Big blue pipes have been buried underground to form what will soon be a new pipeline extending from the district’s main pump. The pipeline will expand an older, smaller channel that has started to fall apart, according to Peter Rietkerk, the district’s general manager.
“We’re hoping to provide service to lands we formerly served in the past and to pursue other transfers,” Rietkerk said.
When completed, the pipeline will extend from the main pump on Highway 33 down Elfers Road and south on Ward Avenue, totaling about 2 miles. The pipeline will end at the Delta-Mendota Canal, so the water supply the district sends through those pipes will eventually become part of a conduit to which other districts along the canal will have easy access.
The action comes during a water crisis for many farmers and water districts in and around Patterson and the western Central Valley.
The United States Bureau of Reclamation’s Central Valley Project controls how much water pumped from the Sacramento-San Joaquin Delta some districts get each year. The Del Puerto Water District, for instance, will receive only 25 percent of its contracted surface water allocation this year, which is up from a 5 percent estimate given earlier this year.
“We’ve had a number of drought years. Allocation has been low in terms of federal water that the districts have been able to receive. Districts are hurting,” Rietkerk said.
That’s why districts like Del Puerto have had to rely on other districts to sell them water from their more abundant and less restricted supplies.
Rietkerk and PID don’t have the problems that result from federal control over water allocation. The district has pre-1914 water rights to draw surface water from the San Joaquin River — it doesn’t have to rely on the federal government to dole out its supply.

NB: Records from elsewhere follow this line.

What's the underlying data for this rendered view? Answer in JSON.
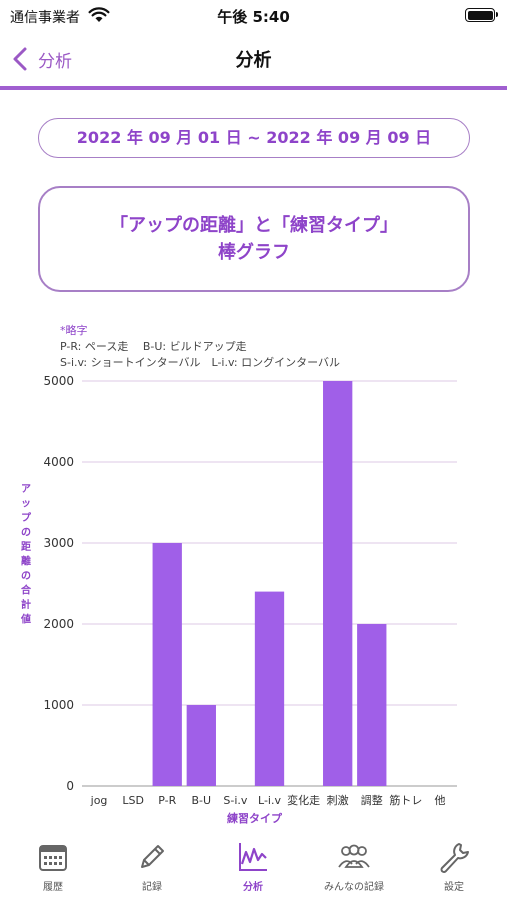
{
  "status": {
    "carrier": "通信事業者",
    "time": "午後 5:40",
    "battery_level": 1.0
  },
  "nav": {
    "back_label": "分析",
    "title": "分析"
  },
  "date_range": "2022 年 09 月 01 日 ~ 2022 年 09 月 09 日",
  "chart_title": {
    "line1": "「アップの距離」と「練習タイプ」",
    "line2": "棒グラフ"
  },
  "notes": {
    "heading": "*略字",
    "line1": "P-R: ペース走　 B-U: ビルドアップ走",
    "line2": "S-i.v: ショートインターバル　L-i.v: ロングインターバル"
  },
  "chart_data": {
    "type": "bar",
    "categories": [
      "jog",
      "LSD",
      "P-R",
      "B-U",
      "S-i.v",
      "L-i.v",
      "変化走",
      "刺激",
      "調整",
      "筋トレ",
      "他"
    ],
    "values": [
      0,
      0,
      3000,
      1000,
      0,
      2400,
      0,
      5000,
      2000,
      0,
      0
    ],
    "ylim": [
      0,
      5000
    ],
    "yticks": [
      0,
      1000,
      2000,
      3000,
      4000,
      5000
    ],
    "xlabel": "練習タイプ",
    "ylabel": "アップの距離の合計値",
    "grid": true,
    "bar_color": "#a05fe8",
    "grid_color": "#dcc8e6",
    "axis_label_color": "#8e44c9"
  },
  "tabs": [
    {
      "label": "履歴",
      "icon": "calendar-icon",
      "active": false
    },
    {
      "label": "記録",
      "icon": "pencil-icon",
      "active": false
    },
    {
      "label": "分析",
      "icon": "line-chart-icon",
      "active": true
    },
    {
      "label": "みんなの記録",
      "icon": "people-icon",
      "active": false
    },
    {
      "label": "設定",
      "icon": "wrench-icon",
      "active": false
    }
  ],
  "colors": {
    "accent": "#8e44c9",
    "divider": "#a05fd0",
    "border": "#a77fc6"
  }
}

Del Puerto, on the other hand, is limited by its more junior water rights, as well as by federal restrictions that stem from the 1973 Endangered Species Act, which mandates that certain plants and animals must be protected. The decline of salmon and the protected Delta smelt, for instance, has been attributed to water exported from the Delta — water which then goes to the Bay Area and down the Delta-Mendota Canal. And that has led to restrictions on pumping to irrigation districts that need water, like Del Puerto.
“I’m glad to see the blue pipe going in,” said Bill Harrison, Del Puerto’s longtime general manager.
His district has bought water from PID and others in the past, and with the pipe improvements, the future looks a bit more promising.
“We’re hopeful that with some of their abilities, we’ll end up with a water supply from our good neighbors,” he said.